• Non ci sono risultati.

«Bisogna ascoltare se si desidera essere ascoltati»: così afferma La Rochefoucauld (2001, p. 335) nell’opera Massime, che ci introduce all’arte dell’uso della parola. In effetti, non è possibile trattare il tema del dialogo, dell’importanza della parola negli scambi educativi, senza mettere al centro della riflessione la necessità di ascoltare, prima ancora di parlare e, dunque, l’importanza di insegnare o di educarsi per imparare ad ascoltare.

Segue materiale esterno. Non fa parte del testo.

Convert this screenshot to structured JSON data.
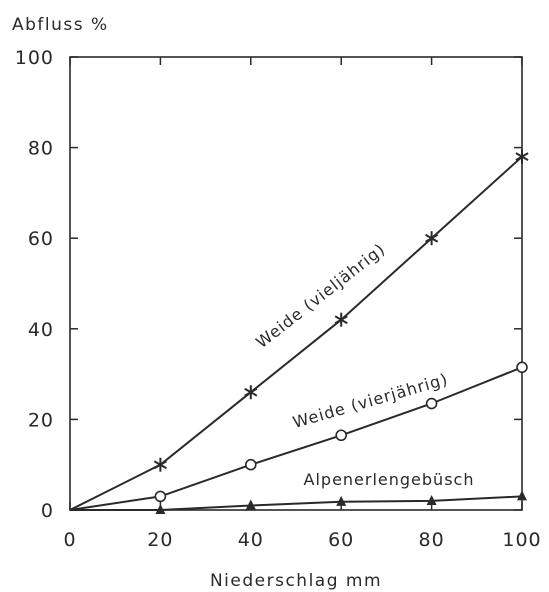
{
  "chart_data": {
    "type": "line",
    "ylabel": "Abfluss %",
    "xlabel": "Niederschlag mm",
    "xlim": [
      0,
      100
    ],
    "ylim": [
      0,
      100
    ],
    "xticks": [
      0,
      20,
      40,
      60,
      80,
      100
    ],
    "yticks": [
      0,
      20,
      40,
      60,
      80,
      100
    ],
    "grid": false,
    "legend": "none",
    "series": [
      {
        "name": "Weide (vieljährig)",
        "marker": "asterisk",
        "x": [
          0,
          20,
          40,
          60,
          80,
          100
        ],
        "y": [
          0,
          10,
          26,
          42,
          60,
          78
        ]
      },
      {
        "name": "Weide (vierjährig)",
        "marker": "circle",
        "x": [
          0,
          20,
          40,
          60,
          80,
          100
        ],
        "y": [
          0,
          3,
          10,
          16.5,
          23.5,
          31.5
        ]
      },
      {
        "name": "Alpenerlengebüsch",
        "marker": "triangle",
        "x": [
          0,
          20,
          40,
          60,
          80,
          100
        ],
        "y": [
          0,
          0,
          1,
          1.8,
          2,
          3
        ]
      }
    ],
    "line_color": "#2a2a2a"
  }
}
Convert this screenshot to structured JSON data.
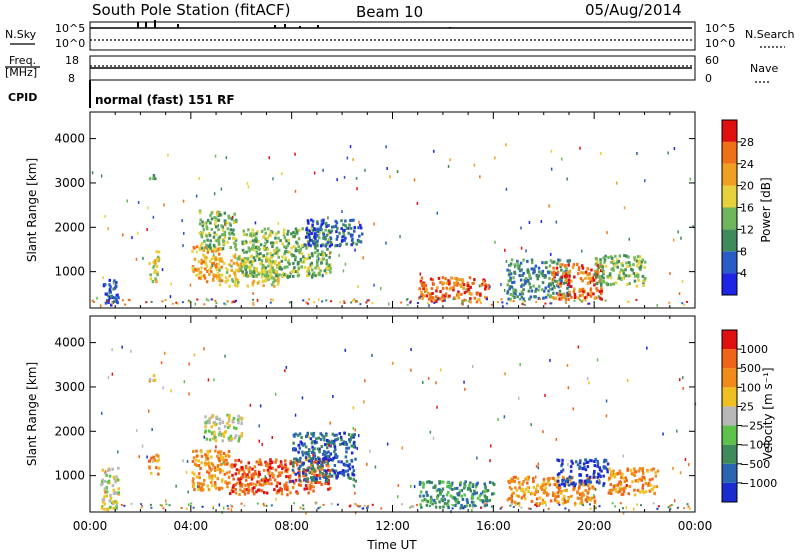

Dunque, bisogna ascoltare, se si vuole essere ascoltati e, continua l’autore (ibid.), «bisogna lasciare agli altri la libertà di farsi capire e perfino di dire delle cose inutili. Invece di contraddirli e di interromperli, come si fa spesso, si deve penetrare nella loro mentalità e nei loro gusti, far vedere che si capiscono, parlare di ciò che li riguarda, lodare le cose meritevoli di lode che dicono e far mostra di lodarli più per discernimento che per compiacenza» (ibid.). In queste poche righe si tratteggia proprio una disposizione all’ascolto dell’altro che passa, appunto, dal parlare con l’altro. Così, continua il testo citato, non si deve mai parlare con aria di importanza, né dobbiamo usare termini o parole più grandi di ciò che si sta affermando, non bisogna essere sempre al centro della conversazione e, dunque, bisogna fare-come-se non si guidasse la comunicazione, lasciando all’altro la libertà e lo spazio per esprimersi (ibid., p. 336), in realtà, per essere e per affermare il proprio sé più vero e più autentico.

La parola e l’ascolto non possono mai essere l’una senza l’altro. Non ci può essere parola senza un ascolto profondo e attento. Potremo affermare che proprio l’ascolto rende viva la parola e dà corpo alla possibilità del dialogo. Parola e ascolto sono legati da una trama inscindibile anche se il rumore quotidiano e elevato cancella questa indissolubilità e costituisce, oggi, la parola come atto individuale, solipsistico e vuoto. Se nessuno ascolta le parole, queste sono vuote e prive di senso. Infatti, l’orientamento di significato, che la direzione di senso costituisce per ogni affermazione e per ogni comunicazione, ha ragione di esistere solamente in funzione di un ascoltatore che accoglie la parola, la fa propria, per farla divenire conversazione personale. La fa transitare, la fa circolare, da discorso privato diviene discorso pubblico, di pubblico dominio, aperto al senso della condivisione. Proprio l’ascolto permette alla parola di essere il supporto della comunicazione più socievole, come Simmel attesta: la comunicazione che è conversazione. Infatti, Simmel (1997) afferma, solamente la conversazione trattiene lo spirito della socievolezza, della gratitudine, della discrezione. In una unica categoria, solamente la conversazione concede il rispetto del limite che sempre l’altro ci pone.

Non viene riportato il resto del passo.